= CODA System =

Role-playing game system

The CODA System is a role-playing game system designed by Decipher, Inc.

==Description==
After Last Unicorn Games was purchased by Wizards of the Coast, some of the staff left and started working for Decipher, Inc. where they created Star Trek Roleplaying Game, which used the CODA System. The CODA System was also used, in an altered form, in their Lord of the Rings Roleplaying Game. It was published in two 256-page hardcover books.

It uses six-sided dice to resolve actions. It uses a set of character statistics, as well as skills and edges, that function similarly to the d20 System 'Feats' systems. Characters belong to a class, and can adopt more than one class as they progress.

The CODA System has characters advancing and refers to characters as having N advancements, similar to having a particular level in the d20 System. Advancing gives the player a number of picks with which to buy upgrades to their character's statistics and abilities.

Characters have a total hit point pool segmented into health levels; each health level of damage incurred imposes a wound penalty to certain actions.

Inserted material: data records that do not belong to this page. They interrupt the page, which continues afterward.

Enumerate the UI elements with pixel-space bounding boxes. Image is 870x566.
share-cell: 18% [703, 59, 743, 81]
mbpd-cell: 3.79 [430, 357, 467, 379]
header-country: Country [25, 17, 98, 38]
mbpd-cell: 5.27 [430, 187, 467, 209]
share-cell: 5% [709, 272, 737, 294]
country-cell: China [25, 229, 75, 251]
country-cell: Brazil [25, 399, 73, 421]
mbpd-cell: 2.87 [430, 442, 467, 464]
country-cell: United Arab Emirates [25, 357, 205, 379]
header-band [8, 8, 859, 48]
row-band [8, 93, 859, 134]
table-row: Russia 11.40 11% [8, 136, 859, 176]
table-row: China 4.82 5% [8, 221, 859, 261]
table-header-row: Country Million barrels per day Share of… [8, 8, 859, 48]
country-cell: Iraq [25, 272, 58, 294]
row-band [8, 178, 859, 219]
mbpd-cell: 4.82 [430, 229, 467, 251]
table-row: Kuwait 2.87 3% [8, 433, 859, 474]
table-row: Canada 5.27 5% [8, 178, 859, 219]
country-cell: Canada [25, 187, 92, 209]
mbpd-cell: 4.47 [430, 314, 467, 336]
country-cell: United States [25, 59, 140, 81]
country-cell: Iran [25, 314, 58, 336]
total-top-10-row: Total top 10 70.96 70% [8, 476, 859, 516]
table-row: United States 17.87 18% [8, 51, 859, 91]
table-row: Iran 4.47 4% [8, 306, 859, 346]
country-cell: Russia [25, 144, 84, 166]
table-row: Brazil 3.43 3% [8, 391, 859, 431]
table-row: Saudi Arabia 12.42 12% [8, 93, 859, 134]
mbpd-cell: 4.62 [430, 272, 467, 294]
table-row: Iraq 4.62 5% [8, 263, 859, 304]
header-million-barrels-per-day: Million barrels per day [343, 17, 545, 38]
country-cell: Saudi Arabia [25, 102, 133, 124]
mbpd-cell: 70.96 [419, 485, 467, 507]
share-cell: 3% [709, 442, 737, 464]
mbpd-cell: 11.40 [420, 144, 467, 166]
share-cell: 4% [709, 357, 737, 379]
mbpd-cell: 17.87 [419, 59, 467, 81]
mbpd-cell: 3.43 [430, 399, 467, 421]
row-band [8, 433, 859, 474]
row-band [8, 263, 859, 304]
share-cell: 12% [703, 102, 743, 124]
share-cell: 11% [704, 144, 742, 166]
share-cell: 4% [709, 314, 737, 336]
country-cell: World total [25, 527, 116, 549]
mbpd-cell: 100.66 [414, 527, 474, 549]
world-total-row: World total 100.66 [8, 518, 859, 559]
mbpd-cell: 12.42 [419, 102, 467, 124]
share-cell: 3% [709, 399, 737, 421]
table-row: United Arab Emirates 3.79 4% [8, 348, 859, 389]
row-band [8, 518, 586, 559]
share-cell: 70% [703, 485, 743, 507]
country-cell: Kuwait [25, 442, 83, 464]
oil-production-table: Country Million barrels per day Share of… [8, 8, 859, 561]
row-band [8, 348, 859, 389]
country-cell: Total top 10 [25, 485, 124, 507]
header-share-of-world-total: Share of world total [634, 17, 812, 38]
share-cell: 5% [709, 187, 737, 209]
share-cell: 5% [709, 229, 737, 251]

Characters also have a number of 'weariness' levels; extended or intense activity can result in penalties to certain actions based on the number of weariness levels lost.

==Reception==
In Issue 87 of the Brazilian role-playing magazine Coleção Dragão Brasil, Rogério Saladino noted that "the old MERP, Middle Earth Role Playing, was famous for its overly complicated rules and tables and never became popular." But Saladino was confident that the new Lord of the Rings game published by Decipher would fare better, pointing out that the new CODA System being used for the game was "more agile."

In Issue 2 of the Russian game magazine Навигатор игрового мира (Game World Navigator), Petr Tyulenev (Петр Тюленев) also commented on the new Lord of the Rings game, noting that the CODA System used in it was not new, having previously been used in Decipher's Star Trek game, "but for The Lord of the Rings it was seriously reworked and supplemented. Looking ahead, I will note that the updated Coda System took a lot of good from most of the game systems known to me, including D&D, Star Wars, Alternity, Ars Magica — and the result was no worse than any of these games." Because of this, Tyulenev concluded, "Lord of the Rings RPG deserves, in my opinion, the closest attention of players and gamemasters."